In their book Morse index of solutions of nonlinear elliptic equations, Damascelli and Pacella state and prove the following form of Hopf's lemma:
Let $B = B(y, r_1)$ be a ball, $x_0 \in \partial B$ and $v \in H^1(B) \cap C^0(B \cup \{x_0\}$ be a weak solution of $-\Delta v + c(x)v \geq 0$ in $B$, with $c \in L^\infty(B)$. Assume further that $v > 0$ in $B$ and $v(x_0) = 0$. Then $\frac{\partial v}{\partial s}(x_0) > 0$ for every inner direction $s$, in the sense that $$ \liminf_{t \to 0^+} \frac{v(x_0 + ts) - v(x_0)}{t} > 0 $$ whenever $(y - x_0) \cdot s > 0$.

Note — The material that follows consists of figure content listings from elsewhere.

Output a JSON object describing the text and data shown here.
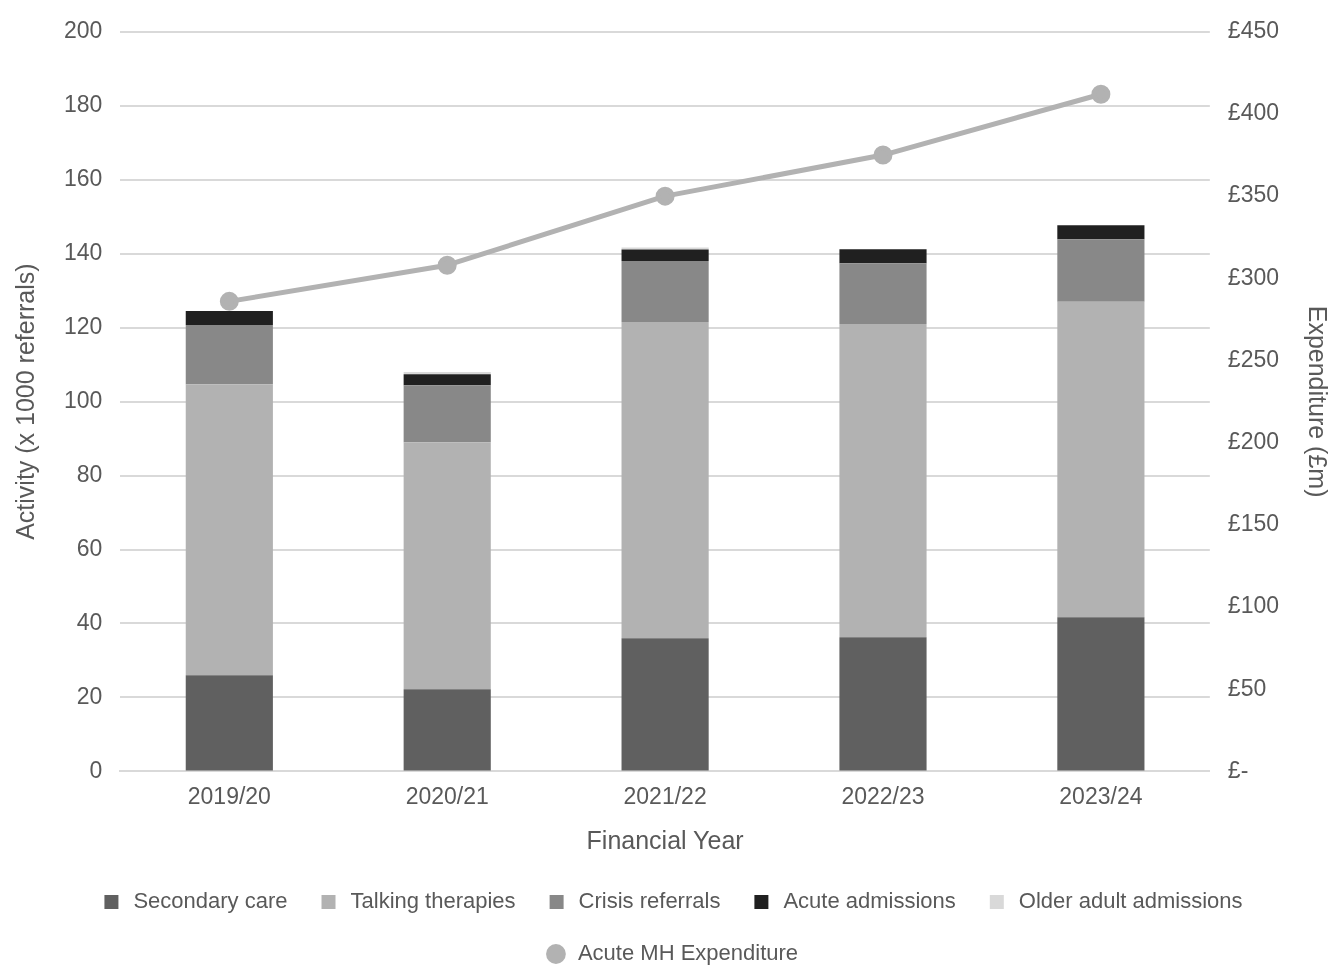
{
  "chart_data": {
    "type": "bar",
    "stacked": true,
    "xlabel": "Financial Year",
    "ylabel": "Activity (x 1000 referrals)",
    "y2label": "Expenditure (£m)",
    "categories": [
      "2019/20",
      "2020/21",
      "2021/22",
      "2022/23",
      "2023/24"
    ],
    "series": [
      {
        "name": "Secondary care",
        "color": "#606060",
        "values": [
          26,
          22.2,
          36,
          36.3,
          41.7
        ]
      },
      {
        "name": "Talking therapies",
        "color": "#b2b2b2",
        "values": [
          78.7,
          66.8,
          85.5,
          84.7,
          85.3
        ]
      },
      {
        "name": "Crisis referrals",
        "color": "#888888",
        "values": [
          16,
          15.4,
          16.5,
          16.4,
          16.9
        ]
      },
      {
        "name": "Acute admissions",
        "color": "#202020",
        "values": [
          3.8,
          3,
          3.1,
          3.8,
          3.8
        ]
      },
      {
        "name": "Older adult admissions",
        "color": "#d9d9d9",
        "values": [
          null,
          0.6,
          0.6,
          null,
          null
        ]
      },
      {
        "name": "Acute MH Expenditure",
        "type": "line",
        "axis": "y2",
        "color": "#b2b2b2",
        "values": [
          286,
          308,
          350,
          375,
          412
        ]
      }
    ],
    "ylim": [
      0,
      200
    ],
    "yticks": [
      0,
      20,
      40,
      60,
      80,
      100,
      120,
      140,
      160,
      180,
      200
    ],
    "y2lim": [
      0,
      450
    ],
    "y2ticks": [
      {
        "value": 0,
        "label": "£-"
      },
      {
        "value": 50,
        "label": "£50"
      },
      {
        "value": 100,
        "label": "£100"
      },
      {
        "value": 150,
        "label": "£150"
      },
      {
        "value": 200,
        "label": "£200"
      },
      {
        "value": 250,
        "label": "£250"
      },
      {
        "value": 300,
        "label": "£300"
      },
      {
        "value": 350,
        "label": "£350"
      },
      {
        "value": 400,
        "label": "£400"
      },
      {
        "value": 450,
        "label": "£450"
      }
    ],
    "grid": "y",
    "legend": "bottom",
    "marker": "circle",
    "line_style": "solid"
  }
}
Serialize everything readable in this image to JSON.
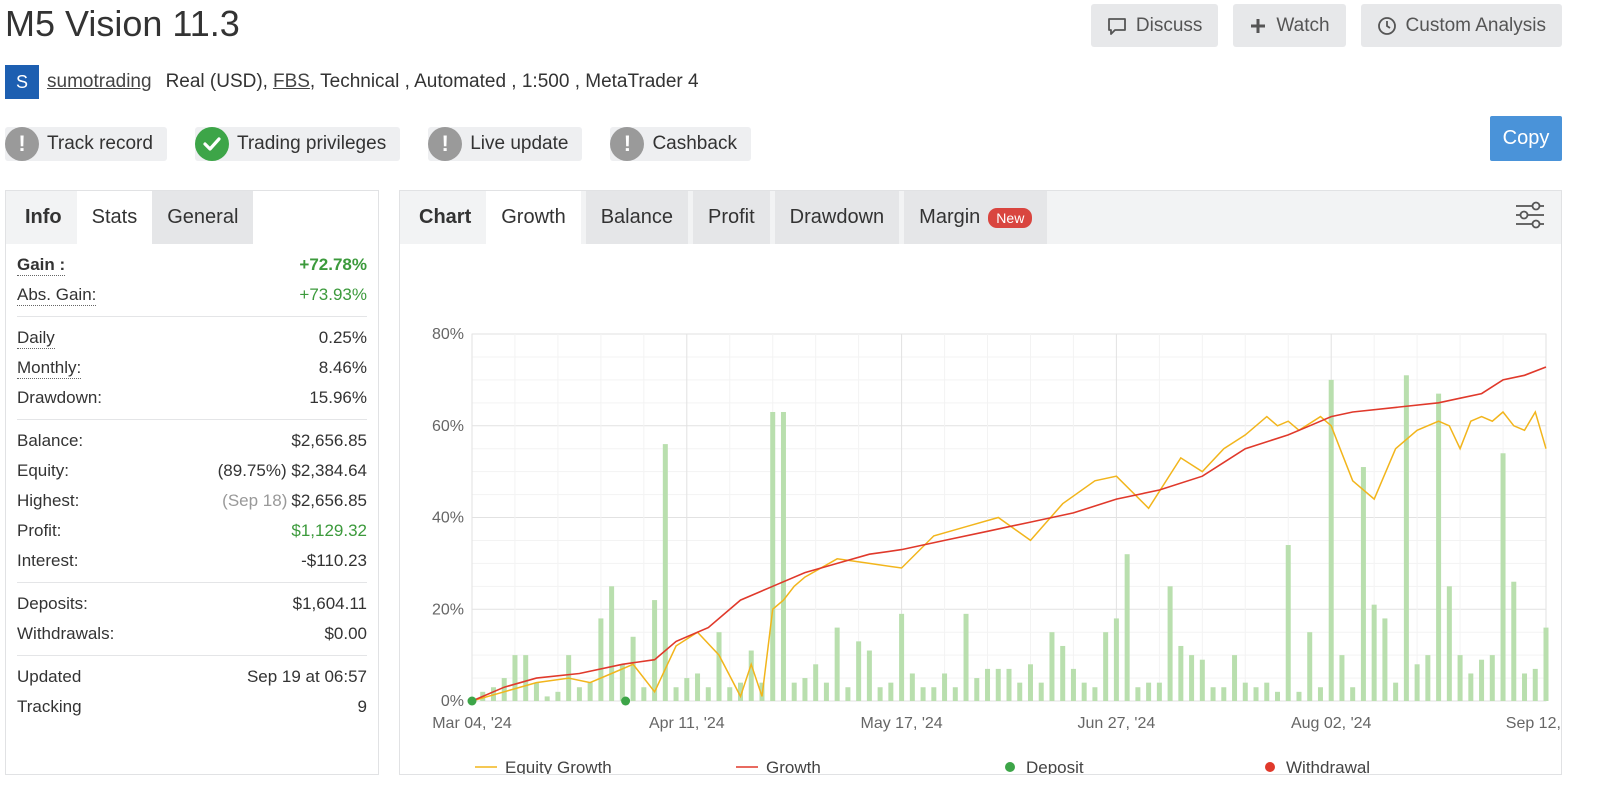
{
  "header": {
    "title": "M5 Vision 11.3",
    "actions": {
      "discuss": "Discuss",
      "watch": "Watch",
      "custom_analysis": "Custom Analysis"
    }
  },
  "account": {
    "avatar_letter": "S",
    "username": "sumotrading",
    "type": "Real (USD),",
    "broker": "FBS",
    "details": ", Technical , Automated , 1:500 , MetaTrader 4"
  },
  "badges": [
    {
      "label": "Track record",
      "status": "unverified",
      "icon": "exclamation-icon"
    },
    {
      "label": "Trading privileges",
      "status": "verified",
      "icon": "check-icon"
    },
    {
      "label": "Live update",
      "status": "unverified",
      "icon": "exclamation-icon"
    },
    {
      "label": "Cashback",
      "status": "unverified",
      "icon": "exclamation-icon"
    }
  ],
  "copy_label": "Copy",
  "left_tabs": {
    "info": "Info",
    "stats": "Stats",
    "general": "General"
  },
  "stats": {
    "gain_label": "Gain :",
    "gain": "+72.78%",
    "abs_gain_label": "Abs. Gain:",
    "abs_gain": "+73.93%",
    "daily_label": "Daily",
    "daily": "0.25%",
    "monthly_label": "Monthly:",
    "monthly": "8.46%",
    "drawdown_label": "Drawdown:",
    "drawdown": "15.96%",
    "balance_label": "Balance:",
    "balance": "$2,656.85",
    "equity_label": "Equity:",
    "equity_pct": "(89.75%)",
    "equity": "$2,384.64",
    "highest_label": "Highest:",
    "highest_date": "(Sep 18)",
    "highest": "$2,656.85",
    "profit_label": "Profit:",
    "profit": "$1,129.32",
    "interest_label": "Interest:",
    "interest": "-$110.23",
    "deposits_label": "Deposits:",
    "deposits": "$1,604.11",
    "withdrawals_label": "Withdrawals:",
    "withdrawals": "$0.00",
    "updated_label": "Updated",
    "updated": "Sep 19 at 06:57",
    "tracking_label": "Tracking",
    "tracking": "9"
  },
  "chart_tabs": {
    "chart": "Chart",
    "growth": "Growth",
    "balance": "Balance",
    "profit": "Profit",
    "drawdown": "Drawdown",
    "margin": "Margin",
    "new_badge": "New"
  },
  "colors": {
    "equity": "#f2b51c",
    "growth": "#e0392b",
    "deposit": "#3da548",
    "withdrawal": "#e0392b",
    "bars": "#b9dfae"
  },
  "chart_data": {
    "type": "line",
    "y_ticks": [
      "0%",
      "20%",
      "40%",
      "60%",
      "80%"
    ],
    "ylim": [
      0,
      80
    ],
    "x_ticks": [
      "Mar 04, '24",
      "Apr 11, '24",
      "May 17, '24",
      "Jun 27, '24",
      "Aug 02, '24",
      "Sep 12, '24"
    ],
    "xlim": [
      0,
      100
    ],
    "legend": [
      "Equity Growth",
      "Growth",
      "Deposit",
      "Withdrawal"
    ],
    "legend_position": "bottom",
    "series": [
      {
        "name": "Growth",
        "x": [
          0,
          3,
          6,
          10,
          14,
          17,
          19,
          22,
          25,
          28,
          31,
          34,
          37,
          40,
          44,
          48,
          52,
          56,
          60,
          64,
          68,
          70,
          72,
          76,
          78,
          80,
          82,
          86,
          90,
          92,
          94,
          96,
          98,
          100
        ],
        "values": [
          0,
          3,
          5,
          6,
          8,
          9,
          13,
          16,
          22,
          25,
          28,
          30,
          32,
          33,
          35,
          37,
          39,
          41,
          44,
          46,
          49,
          52,
          55,
          58,
          60,
          62,
          63,
          64,
          65,
          66,
          67,
          70,
          71,
          72.8
        ]
      },
      {
        "name": "Equity Growth",
        "x": [
          0,
          3,
          6,
          9,
          11,
          13,
          15,
          17,
          19,
          21,
          23,
          25,
          26,
          27,
          28,
          29,
          30,
          31,
          34,
          37,
          40,
          43,
          46,
          49,
          52,
          55,
          58,
          60,
          63,
          66,
          68,
          70,
          72,
          74,
          75,
          76,
          77,
          79,
          80,
          81,
          82,
          84,
          86,
          88,
          90,
          91,
          92,
          93,
          94,
          95,
          96,
          97,
          98,
          99,
          100
        ],
        "values": [
          0,
          2,
          4,
          5,
          4,
          6,
          8,
          2,
          12,
          15,
          10,
          1,
          8,
          1,
          20,
          22,
          25,
          27,
          31,
          30,
          29,
          36,
          38,
          40,
          35,
          43,
          48,
          49,
          42,
          53,
          50,
          55,
          58,
          62,
          60,
          61,
          59,
          62,
          60,
          54,
          48,
          44,
          55,
          59,
          61,
          60,
          55,
          61,
          62,
          61,
          63,
          60,
          59,
          63,
          55
        ]
      }
    ],
    "bars": {
      "description_free": true,
      "x": [
        1,
        2,
        3,
        4,
        5,
        6,
        7,
        8,
        9,
        10,
        11,
        12,
        13,
        14,
        15,
        16,
        17,
        18,
        19,
        20,
        21,
        22,
        23,
        24,
        25,
        26,
        27,
        28,
        29,
        30,
        31,
        32,
        33,
        34,
        35,
        36,
        37,
        38,
        39,
        40,
        41,
        42,
        43,
        44,
        45,
        46,
        47,
        48,
        49,
        50,
        51,
        52,
        53,
        54,
        55,
        56,
        57,
        58,
        59,
        60,
        61,
        62,
        63,
        64,
        65,
        66,
        67,
        68,
        69,
        70,
        71,
        72,
        73,
        74,
        75,
        76,
        77,
        78,
        79,
        80,
        81,
        82,
        83,
        84,
        85,
        86,
        87,
        88,
        89,
        90,
        91,
        92,
        93,
        94,
        95,
        96,
        97,
        98,
        99,
        100
      ],
      "values": [
        2,
        3,
        5,
        10,
        10,
        4,
        1,
        2,
        10,
        3,
        4,
        18,
        25,
        8,
        14,
        3,
        22,
        56,
        3,
        5,
        6,
        3,
        15,
        3,
        4,
        11,
        4,
        63,
        63,
        4,
        5,
        8,
        4,
        16,
        3,
        13,
        11,
        3,
        4,
        19,
        6,
        3,
        3,
        6,
        3,
        19,
        5,
        7,
        7,
        7,
        4,
        8,
        4,
        15,
        12,
        7,
        4,
        3,
        15,
        18,
        32,
        3,
        4,
        4,
        25,
        12,
        10,
        9,
        3,
        3,
        10,
        4,
        3,
        4,
        2,
        34,
        2,
        15,
        3,
        70,
        10,
        3,
        51,
        21,
        18,
        4,
        71,
        8,
        10,
        67,
        25,
        10,
        6,
        9,
        10,
        54,
        26,
        6,
        7,
        16
      ]
    },
    "deposits_x": [
      0,
      14.3
    ]
  }
}
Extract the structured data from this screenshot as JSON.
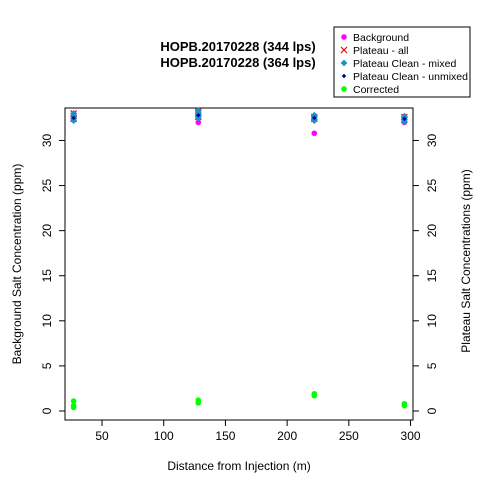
{
  "chart_data": {
    "type": "scatter",
    "title_lines": [
      "HOPB.20170228 (344 lps)",
      "HOPB.20170228 (364 lps)"
    ],
    "xlabel": "Distance from Injection (m)",
    "ylabel": "Background Salt Concentration (ppm)",
    "y2label": "Plateau Salt Concentrations (ppm)",
    "xlim": [
      20,
      302
    ],
    "ylim": [
      -1,
      33.6
    ],
    "x_ticks": [
      50,
      100,
      150,
      200,
      250,
      300
    ],
    "y_ticks": [
      0,
      5,
      10,
      15,
      20,
      25,
      30
    ],
    "legend_position": "top-right",
    "series": [
      {
        "name": "Background",
        "color": "#ff00ff",
        "marker": "dot",
        "points": [
          [
            27,
            32.3
          ],
          [
            27,
            32.6
          ],
          [
            128,
            32.0
          ],
          [
            128,
            32.6
          ],
          [
            222,
            30.8
          ],
          [
            222,
            32.4
          ],
          [
            295,
            32.0
          ],
          [
            295,
            32.4
          ]
        ]
      },
      {
        "name": "Plateau - all",
        "color": "#ff0000",
        "marker": "x",
        "points": [
          [
            27,
            32.4
          ],
          [
            27,
            32.7
          ],
          [
            27,
            33.0
          ],
          [
            128,
            32.6
          ],
          [
            128,
            33.0
          ],
          [
            128,
            33.2
          ],
          [
            222,
            32.4
          ],
          [
            222,
            32.6
          ],
          [
            295,
            32.3
          ],
          [
            295,
            32.6
          ]
        ]
      },
      {
        "name": "Plateau Clean - mixed",
        "color": "#1e90c8",
        "marker": "diamond",
        "points": [
          [
            27,
            32.2
          ],
          [
            27,
            32.4
          ],
          [
            27,
            32.6
          ],
          [
            27,
            32.8
          ],
          [
            27,
            33.0
          ],
          [
            128,
            32.5
          ],
          [
            128,
            32.7
          ],
          [
            128,
            32.9
          ],
          [
            128,
            33.1
          ],
          [
            128,
            33.3
          ],
          [
            222,
            32.2
          ],
          [
            222,
            32.4
          ],
          [
            222,
            32.6
          ],
          [
            222,
            32.8
          ],
          [
            295,
            32.1
          ],
          [
            295,
            32.3
          ],
          [
            295,
            32.5
          ],
          [
            295,
            32.7
          ]
        ]
      },
      {
        "name": "Plateau Clean - unmixed",
        "color": "#00008b",
        "marker": "diamond-small",
        "points": [
          [
            27,
            32.5
          ],
          [
            128,
            32.8
          ],
          [
            222,
            32.5
          ],
          [
            295,
            32.4
          ]
        ]
      },
      {
        "name": "Corrected",
        "color": "#00ff00",
        "marker": "dot",
        "points": [
          [
            27,
            0.4
          ],
          [
            27,
            0.6
          ],
          [
            27,
            1.1
          ],
          [
            128,
            0.9
          ],
          [
            128,
            1.2
          ],
          [
            222,
            1.7
          ],
          [
            222,
            1.9
          ],
          [
            295,
            0.6
          ],
          [
            295,
            0.8
          ]
        ]
      }
    ]
  }
}
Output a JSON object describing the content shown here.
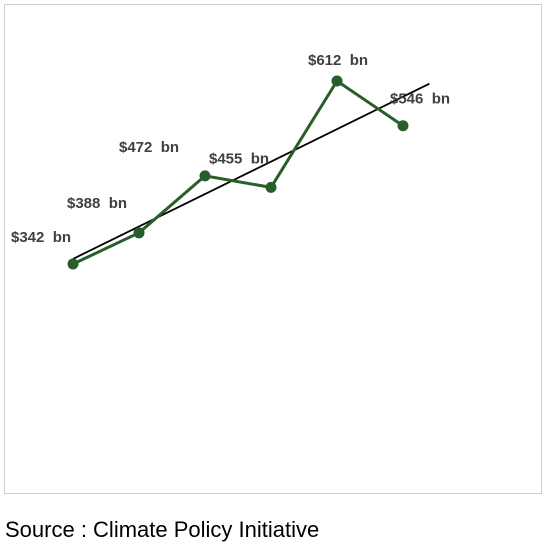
{
  "chart_data": {
    "type": "line",
    "x": [
      1,
      2,
      3,
      4,
      5,
      6
    ],
    "values": [
      342,
      388,
      472,
      455,
      612,
      546
    ],
    "data_labels": [
      "$342  bn",
      "$388  bn",
      "$472  bn",
      "$455  bn",
      "$612  bn",
      "$546  bn"
    ],
    "trendline": {
      "type": "linear",
      "x_extent": [
        1,
        6.4
      ]
    },
    "ylim": [
      0,
      700
    ],
    "grid": false,
    "legend": "none",
    "axes_visible": false,
    "colors": {
      "series": "#275e2a",
      "trendline": "#000000",
      "labels": "#404040"
    }
  },
  "source": "Source : Climate Policy Initiative"
}
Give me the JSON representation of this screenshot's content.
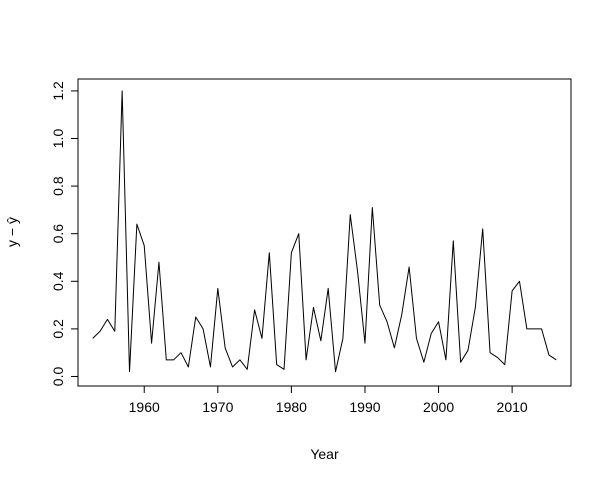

The idea of the proof is to define $z(x) =e^{-\alpha r_1^2} - e^{-\alpha |x-y|^2}$ in $A = B(y, r_1) \setminus B(y, r_1/2)$, where $\alpha$ is a parameter that will later be picked big enough, and, using the continuity of the trace, apply the weak maximum principle for $w = v + \varepsilon z$ in $A$. Note that $$ \Delta z = - e^{-\alpha|x - y|^2}(4\alpha^2|x - y|^2 - 2 \alpha N) $$ Now, in a part of the proof the following chain of inequalities is presented: $$ - \Delta z + c(x) z = e^{- \alpha |x - y|^2} \left(4 \alpha^2 |x - y|^2 - 2 \alpha N + c(x) \frac{e^{-\alpha r_1^2}}{e^{- \alpha|x - y|^2}} - c(x) \right)\\ \geq e^{- \alpha |x - y|^2} \left(4 \alpha^2 \frac{r_1^2}{4} - 2 \alpha N - \|c\|_\infty \right) \\ (*) \quad \geq e^{r_1^2/4}\left(4 \alpha^2 \left(\frac{r_1^2}{4} \right)^2 - 2 \alpha N - \|c\|_\infty \right) \\ > 0 $$
I will be the most grateful for an explanation of the inequality marked with an $(*)$, namely from the second to the third line.
Thanks in advance.